Zwei Überraschungen bietet Christian Petzolds „Roter Himmel“. Zum 6. Mal ist er bereits in den Berlinale-Wettbewerb eingeladen, schon zu Dieter Kosslicks Zeiten war er Stammgast, Carlo Chatrian setzte diese Tradition mit Undine und dem aktuellsten Werk fort.
Die erste Überraschung ist, wie unterhaltsam und komödiantisch diese Ostsee-Feriengeschichte über weite Strecken daherkommt. In einem heruntergekommenen Ferienhaus an der Ostsee trifft das sehr ungleiche Duo Leon (Thomas Schubert) und Felix (Langston Uibel) überraschend auf die Saisonkraft Nadja (Paula Beer) und ihren kraftstrotzenden Liebhaber, den Rettungsschwimmer Devid (Enno Trebs).
An eine französische Sommerkomödie von Eric Rohmer erinnert dieser Part des Films: schöne junge Menschen genießen ihre Jugend und die Leichtigkeit des Sommers, wechseln die Partner und hängen ihren Träumen. Schlechte Laune hat nur Leon: er quält sich durch das Manuskript seines zweiten Romans, das völlig missglückt ist, wie ihm sein Verleger (Matthias Brandt) klarmachen muss.

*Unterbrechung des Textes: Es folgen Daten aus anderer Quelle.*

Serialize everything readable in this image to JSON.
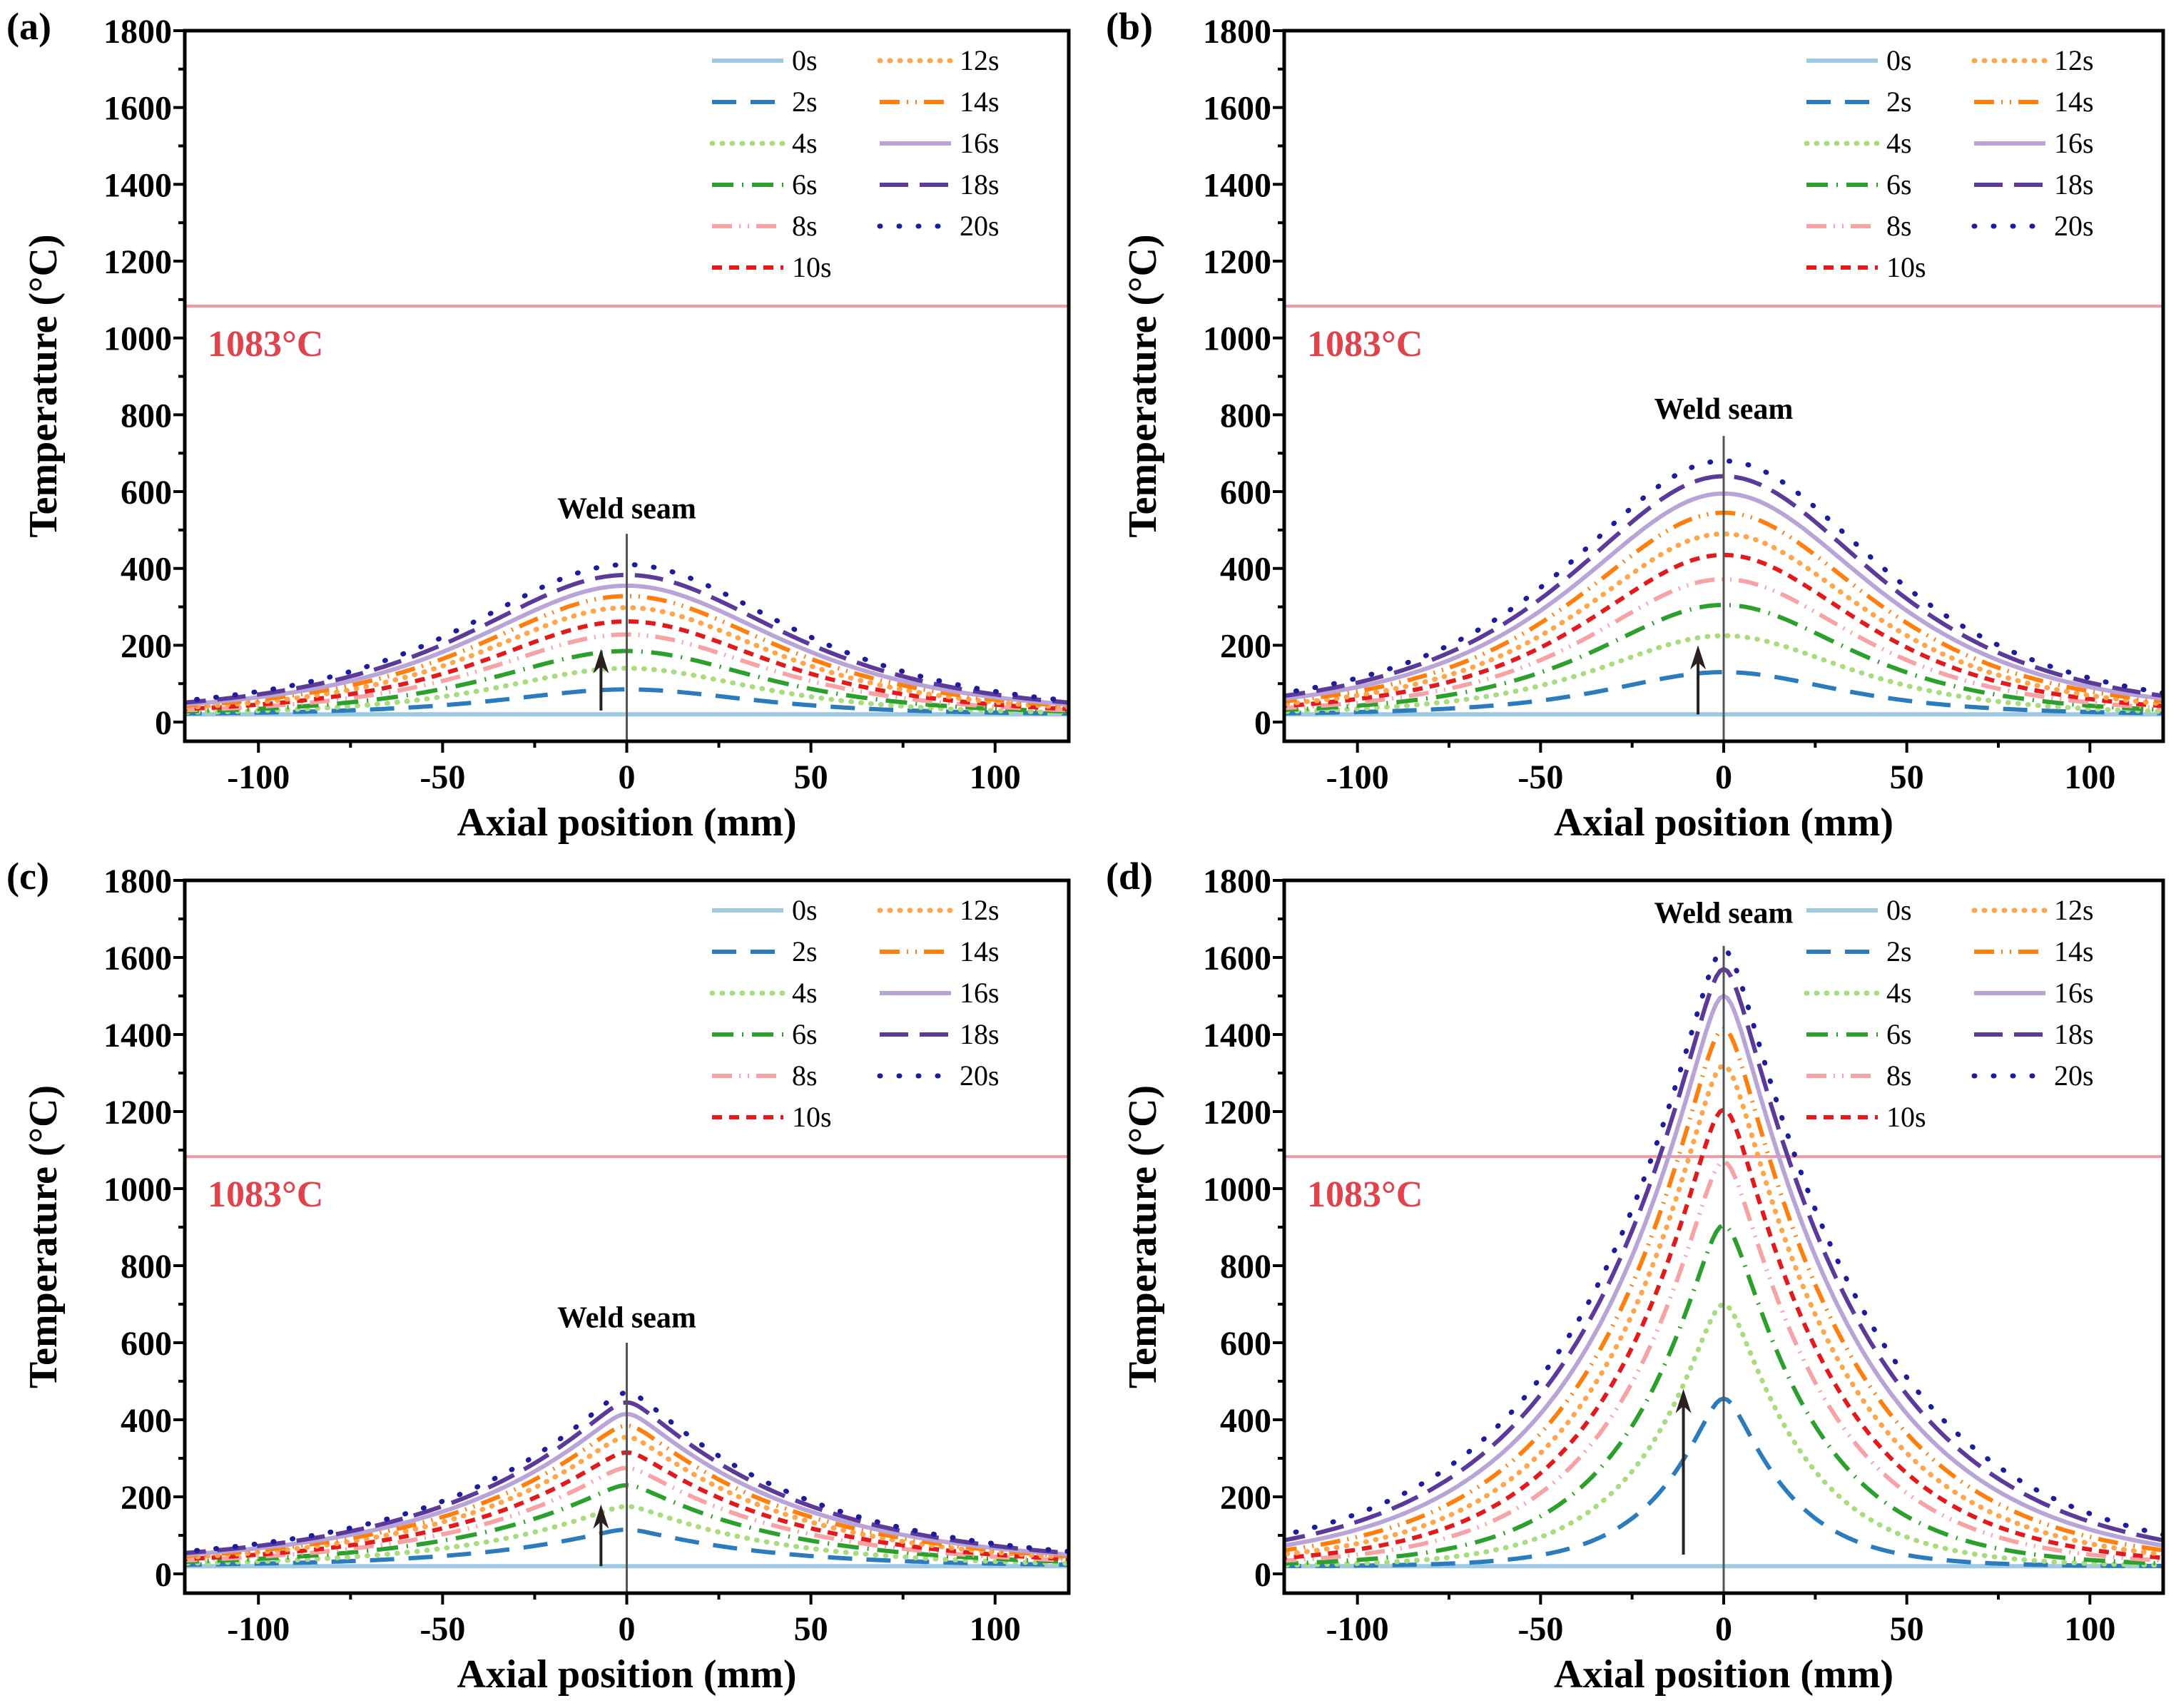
{
  "chart_data": {
    "type": "line",
    "xlabel": "Axial position (mm)",
    "ylabel": "Temperature (°C)",
    "xlim": [
      -120,
      120
    ],
    "ylim": [
      -50,
      1800
    ],
    "xticks": [
      -100,
      -50,
      0,
      50,
      100
    ],
    "yticks": [
      0,
      200,
      400,
      600,
      800,
      1000,
      1200,
      1400,
      1600,
      1800
    ],
    "grid": false,
    "legend_placement": "top-right",
    "reference_line": {
      "value": 1083,
      "label": "1083°C",
      "color": "#f29aa0",
      "label_color": "#e0434c"
    },
    "annotation": "Weld seam",
    "ambient": 20,
    "series_style": [
      {
        "name": "0s",
        "color": "#9ecae1",
        "style": "solid"
      },
      {
        "name": "2s",
        "color": "#2b7bbd",
        "style": "dash"
      },
      {
        "name": "4s",
        "color": "#a9dc7e",
        "style": "dot"
      },
      {
        "name": "6s",
        "color": "#2ca02c",
        "style": "dashdot"
      },
      {
        "name": "8s",
        "color": "#f7a3a6",
        "style": "dashdotdot"
      },
      {
        "name": "10s",
        "color": "#e4191c",
        "style": "shortdash"
      },
      {
        "name": "12s",
        "color": "#ffa64d",
        "style": "dot"
      },
      {
        "name": "14s",
        "color": "#ff7f0e",
        "style": "dashdotdot"
      },
      {
        "name": "16s",
        "color": "#b9a4d8",
        "style": "solid"
      },
      {
        "name": "18s",
        "color": "#5b3a9a",
        "style": "longdash"
      },
      {
        "name": "20s",
        "color": "#1c1c9c",
        "style": "sparsedot"
      }
    ],
    "panels": [
      {
        "label": "(a)",
        "shape": "smooth",
        "weld_top": 490,
        "weld_label_y": 530,
        "arrow": [
          -7,
          30,
          190
        ],
        "peaks": [
          20,
          85,
          140,
          185,
          228,
          262,
          298,
          328,
          355,
          383,
          410
        ],
        "widths": [
          38,
          30,
          31,
          32,
          33,
          34,
          35,
          36,
          37,
          38,
          39
        ]
      },
      {
        "label": "(b)",
        "shape": "smooth",
        "weld_top": 745,
        "weld_label_y": 790,
        "arrow": [
          -7,
          20,
          200
        ],
        "peaks": [
          20,
          130,
          225,
          305,
          372,
          435,
          490,
          545,
          595,
          640,
          680
        ],
        "widths": [
          38,
          28,
          30,
          31,
          32,
          33,
          34,
          35,
          36,
          37,
          38
        ]
      },
      {
        "label": "(c)",
        "shape": "cusp",
        "weld_top": 600,
        "weld_label_y": 640,
        "arrow": [
          -7,
          20,
          180
        ],
        "peaks": [
          20,
          115,
          175,
          230,
          275,
          315,
          355,
          385,
          415,
          445,
          470
        ],
        "widths": [
          45,
          36,
          38,
          40,
          41,
          42,
          43,
          44,
          45,
          46,
          47
        ]
      },
      {
        "label": "(d)",
        "shape": "cusp",
        "weld_top": 1630,
        "weld_label_y": 1690,
        "arrow": [
          -11,
          50,
          480
        ],
        "peaks": [
          20,
          455,
          700,
          905,
          1070,
          1205,
          1320,
          1415,
          1500,
          1570,
          1620
        ],
        "widths": [
          40,
          17,
          21,
          24,
          27,
          29,
          31,
          33,
          35,
          37,
          39
        ]
      }
    ]
  }
}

Die zweite Überraschung ist, dass nicht Paula Beer, als Nachfolgerin seiner langjährigen Hauptdarstellerin Nina Hoss die zentrale Protagonistin des letzten Petzold-Films „Undine“, die Hauptrolle spielt, sondern Thomas Schubert das Zentrum dieser Ostsee-Komödie ist. Mit durchschimmerndem Wiener Schmäh grantelt er durch den Tag. Mit winzigen Gesten, kurzen Blicke, hochgezogenen Augenbrauen und ein paar hingebrummten Kommentaren macht er die Unsicherheit seiner Figur kenntlich.
Im letzten Drittel kippt „Roter Himmel“ dann in existentielles, durch Krebs und Waldbrände allzu überfrachtetes Drama, das gerne große griechische Tragödie wäre, hier aber doch eher einem überambitionierten TV-Fernsehspiel gleicht. Immerhin durfte das Kinopublikum sich bis dahin an einem ungewohnt heiteren Filmerlebnis freuen. Selten wurde im Berlinale-Wettbewerb so viel gelacht, schon gar nicht bei Petzolds Weltschmerz-Seelenergründungs-Filmen früherer Jahrgänge. Auch die Bären-Jury unter Vorsitz von Kristen Stewart hat sich amüsiert und verlieh „Roter Himmel“ einen Silbernen Bären (Großer Preis der Jury).